The Canberra Security Economics Network (CSEN) was established by two Canberra-based economists with experience in the public sector and academia to create a forum to sharpen the understanding of the economic dimensions of national security. Amid a changing international order, the need to think, plan and understand the dynamics that will avert a less prosperous and less secure future has never been greater.

Our aim is simple: to encourage constructive discourse across disciplines to help build areas of consensus in a contested policy space, leverage connection between policymakers and academia, and bring forth the discussion on how economics as a discipline can help understand international and domestic security challenges. We are committed to contributing to a genuinely interdisciplinary approach to security-related policy questions.

Our Charter outlines our objectives as follows:

Be leaders, not followers in the practice of economics in a national security context;  

Bring nuance to the discourse to ensure balance prevails;  

Collaborate and build a network to increase capacity to influence; and  

Promote contestability of ideas to build defensible narratives. 

We are united by questioning conventional thinking and identifying how economics and other frameworks-based social sciences can shift the paradigm on broad-based and abstracted security thinking.
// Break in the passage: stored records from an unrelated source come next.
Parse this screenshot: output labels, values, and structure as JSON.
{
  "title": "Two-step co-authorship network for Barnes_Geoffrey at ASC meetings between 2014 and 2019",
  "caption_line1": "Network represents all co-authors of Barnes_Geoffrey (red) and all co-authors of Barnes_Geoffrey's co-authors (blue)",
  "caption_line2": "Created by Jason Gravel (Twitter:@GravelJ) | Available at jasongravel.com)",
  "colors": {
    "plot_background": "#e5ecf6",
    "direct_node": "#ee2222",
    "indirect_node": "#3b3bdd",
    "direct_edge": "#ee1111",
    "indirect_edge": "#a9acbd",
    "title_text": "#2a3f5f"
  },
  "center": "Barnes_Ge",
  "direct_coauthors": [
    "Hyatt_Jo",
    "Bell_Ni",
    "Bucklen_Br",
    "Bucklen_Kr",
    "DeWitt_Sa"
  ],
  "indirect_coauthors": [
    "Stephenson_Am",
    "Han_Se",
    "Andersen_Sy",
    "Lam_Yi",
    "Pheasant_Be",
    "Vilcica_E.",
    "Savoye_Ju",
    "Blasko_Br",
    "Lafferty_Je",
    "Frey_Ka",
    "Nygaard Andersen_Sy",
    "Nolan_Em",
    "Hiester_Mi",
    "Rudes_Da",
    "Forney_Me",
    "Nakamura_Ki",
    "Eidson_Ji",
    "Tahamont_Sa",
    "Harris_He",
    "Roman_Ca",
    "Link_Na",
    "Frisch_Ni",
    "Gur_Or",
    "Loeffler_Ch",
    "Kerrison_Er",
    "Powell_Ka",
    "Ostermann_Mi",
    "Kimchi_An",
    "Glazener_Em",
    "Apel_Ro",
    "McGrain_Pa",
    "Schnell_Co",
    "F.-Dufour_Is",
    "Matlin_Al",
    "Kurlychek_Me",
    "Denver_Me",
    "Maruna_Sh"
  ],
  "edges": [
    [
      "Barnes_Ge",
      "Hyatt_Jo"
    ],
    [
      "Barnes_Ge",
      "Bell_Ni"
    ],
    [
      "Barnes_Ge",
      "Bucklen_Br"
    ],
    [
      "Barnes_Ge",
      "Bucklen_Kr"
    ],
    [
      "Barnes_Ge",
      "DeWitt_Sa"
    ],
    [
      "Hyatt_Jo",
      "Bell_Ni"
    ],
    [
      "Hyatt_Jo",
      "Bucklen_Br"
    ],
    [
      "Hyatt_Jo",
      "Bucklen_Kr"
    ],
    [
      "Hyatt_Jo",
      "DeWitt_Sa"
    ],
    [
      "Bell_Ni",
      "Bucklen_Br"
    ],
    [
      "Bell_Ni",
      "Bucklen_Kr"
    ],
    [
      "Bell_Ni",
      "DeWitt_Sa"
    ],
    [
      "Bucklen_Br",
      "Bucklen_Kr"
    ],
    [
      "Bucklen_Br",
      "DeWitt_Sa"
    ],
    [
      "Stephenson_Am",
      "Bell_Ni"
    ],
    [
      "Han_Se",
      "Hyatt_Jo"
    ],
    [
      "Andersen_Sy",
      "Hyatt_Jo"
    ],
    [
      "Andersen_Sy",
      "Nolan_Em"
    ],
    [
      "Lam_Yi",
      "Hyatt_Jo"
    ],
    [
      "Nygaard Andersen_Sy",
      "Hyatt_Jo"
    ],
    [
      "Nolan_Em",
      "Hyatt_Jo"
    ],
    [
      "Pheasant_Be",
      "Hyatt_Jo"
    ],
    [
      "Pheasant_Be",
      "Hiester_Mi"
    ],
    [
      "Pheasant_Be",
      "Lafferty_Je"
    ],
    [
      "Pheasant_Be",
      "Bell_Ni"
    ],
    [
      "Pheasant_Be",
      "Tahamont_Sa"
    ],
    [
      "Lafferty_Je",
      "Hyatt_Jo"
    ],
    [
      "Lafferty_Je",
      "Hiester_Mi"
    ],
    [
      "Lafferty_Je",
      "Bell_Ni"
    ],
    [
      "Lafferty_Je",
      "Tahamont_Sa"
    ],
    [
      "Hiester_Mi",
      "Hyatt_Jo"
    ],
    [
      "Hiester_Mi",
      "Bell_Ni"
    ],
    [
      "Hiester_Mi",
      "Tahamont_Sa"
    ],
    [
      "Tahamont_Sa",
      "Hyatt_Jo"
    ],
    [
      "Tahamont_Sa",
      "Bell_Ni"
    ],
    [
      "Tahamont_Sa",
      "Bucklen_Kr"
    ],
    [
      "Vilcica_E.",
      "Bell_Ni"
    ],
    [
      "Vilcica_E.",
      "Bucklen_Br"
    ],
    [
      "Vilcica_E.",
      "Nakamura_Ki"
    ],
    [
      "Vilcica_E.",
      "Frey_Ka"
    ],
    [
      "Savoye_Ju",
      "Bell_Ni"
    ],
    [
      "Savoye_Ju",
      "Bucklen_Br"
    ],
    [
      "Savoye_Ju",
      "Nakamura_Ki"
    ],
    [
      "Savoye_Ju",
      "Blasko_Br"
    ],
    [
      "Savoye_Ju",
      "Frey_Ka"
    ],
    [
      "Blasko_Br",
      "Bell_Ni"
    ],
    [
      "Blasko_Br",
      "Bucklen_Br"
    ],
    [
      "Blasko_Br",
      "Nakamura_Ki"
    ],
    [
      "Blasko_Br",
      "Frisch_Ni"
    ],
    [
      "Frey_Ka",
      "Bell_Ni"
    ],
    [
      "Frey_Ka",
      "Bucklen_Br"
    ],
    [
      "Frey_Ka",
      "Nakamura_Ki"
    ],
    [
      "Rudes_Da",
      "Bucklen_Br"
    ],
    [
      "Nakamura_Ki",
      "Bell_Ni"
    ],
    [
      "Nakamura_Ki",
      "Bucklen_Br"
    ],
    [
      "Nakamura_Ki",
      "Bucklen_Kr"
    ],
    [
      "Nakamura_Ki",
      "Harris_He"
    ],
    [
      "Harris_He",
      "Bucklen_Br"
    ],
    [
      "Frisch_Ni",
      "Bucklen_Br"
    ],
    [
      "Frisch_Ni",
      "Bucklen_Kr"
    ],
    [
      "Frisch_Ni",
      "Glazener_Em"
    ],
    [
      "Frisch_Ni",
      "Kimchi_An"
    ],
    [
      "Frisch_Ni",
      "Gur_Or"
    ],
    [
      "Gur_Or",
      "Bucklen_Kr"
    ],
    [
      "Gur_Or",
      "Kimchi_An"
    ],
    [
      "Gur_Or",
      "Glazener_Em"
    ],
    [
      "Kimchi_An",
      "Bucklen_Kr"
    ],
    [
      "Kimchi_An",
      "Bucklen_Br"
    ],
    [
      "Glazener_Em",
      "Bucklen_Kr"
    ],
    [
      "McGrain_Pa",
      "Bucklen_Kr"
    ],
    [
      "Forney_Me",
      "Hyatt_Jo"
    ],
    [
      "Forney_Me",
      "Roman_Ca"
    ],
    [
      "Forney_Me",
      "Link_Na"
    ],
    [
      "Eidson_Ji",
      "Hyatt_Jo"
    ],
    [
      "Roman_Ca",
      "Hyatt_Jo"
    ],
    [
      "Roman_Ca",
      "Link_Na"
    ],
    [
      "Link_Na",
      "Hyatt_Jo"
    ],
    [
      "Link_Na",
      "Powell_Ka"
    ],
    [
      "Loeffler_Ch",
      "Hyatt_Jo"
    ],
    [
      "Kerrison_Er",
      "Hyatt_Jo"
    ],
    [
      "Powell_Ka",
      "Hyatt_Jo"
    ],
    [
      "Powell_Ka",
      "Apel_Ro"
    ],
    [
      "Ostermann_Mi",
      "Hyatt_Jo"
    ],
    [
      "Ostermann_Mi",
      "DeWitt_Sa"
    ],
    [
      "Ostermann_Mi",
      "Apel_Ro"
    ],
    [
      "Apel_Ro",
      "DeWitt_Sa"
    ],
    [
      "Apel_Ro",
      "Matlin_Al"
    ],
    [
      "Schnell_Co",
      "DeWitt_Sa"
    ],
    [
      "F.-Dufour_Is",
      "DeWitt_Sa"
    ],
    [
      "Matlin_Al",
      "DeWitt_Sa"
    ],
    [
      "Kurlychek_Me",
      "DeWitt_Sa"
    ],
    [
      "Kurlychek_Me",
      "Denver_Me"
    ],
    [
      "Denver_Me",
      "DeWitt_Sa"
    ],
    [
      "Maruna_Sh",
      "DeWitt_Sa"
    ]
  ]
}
If you are interested in engaging with experts on the interdependence between economic thinking and national security outcomes, please contact us.

Meet the founders

Joshua Saunders

An experienced economist, Josh has worked across a number of policy domains, including across Department of the Prime Minister and Cabinet, the Department of Finance, national security agencies, and Victorian Parliament. His experience spans technical and policy, from economic modelling and pricing for telecommunications and competition policy to holding senior economist positions in public sector agencies advising on fiscal policy and taxation, trade, critical infrastructure, cyber, and terrorism, defence economics, and international economic policy. Josh has also spearheaded training of Federal Government policymakers on the use of cost benefit analyses in decision making and the economics of national security . He also has an interest in Australia’s economic integration with East and Southeast Asia, in addition to South Korea’s historical and contemporary approach to managing its economic growth against the backdrop of a complex security and economic environment.

Sam Hardwick

Sam Hardwick is an economist and Research Fellow at the East Asian Bureau of Economic Research, based at the Crawford School of Public Policy at the Australian National University. His research spans trade, investment and geopolitical risk, with a focus on how international institutions shape economic exchange, supply chain resilience and economic security in a more fragmented global economy. Sam has worked on trade, investment, and geoeconomic policy as an adviser at the Department of the Prime Minister and Cabinet and as a data analyst at the Department of Climate Change, Energy, the Environment and Water. He has also held research and editorial roles with EABER and the East Asia Forum. Sam is completing a PhD on geopolitical risk and the multilateral trading system and holds postgraduate and undergraduate degrees in economics and history from ANU.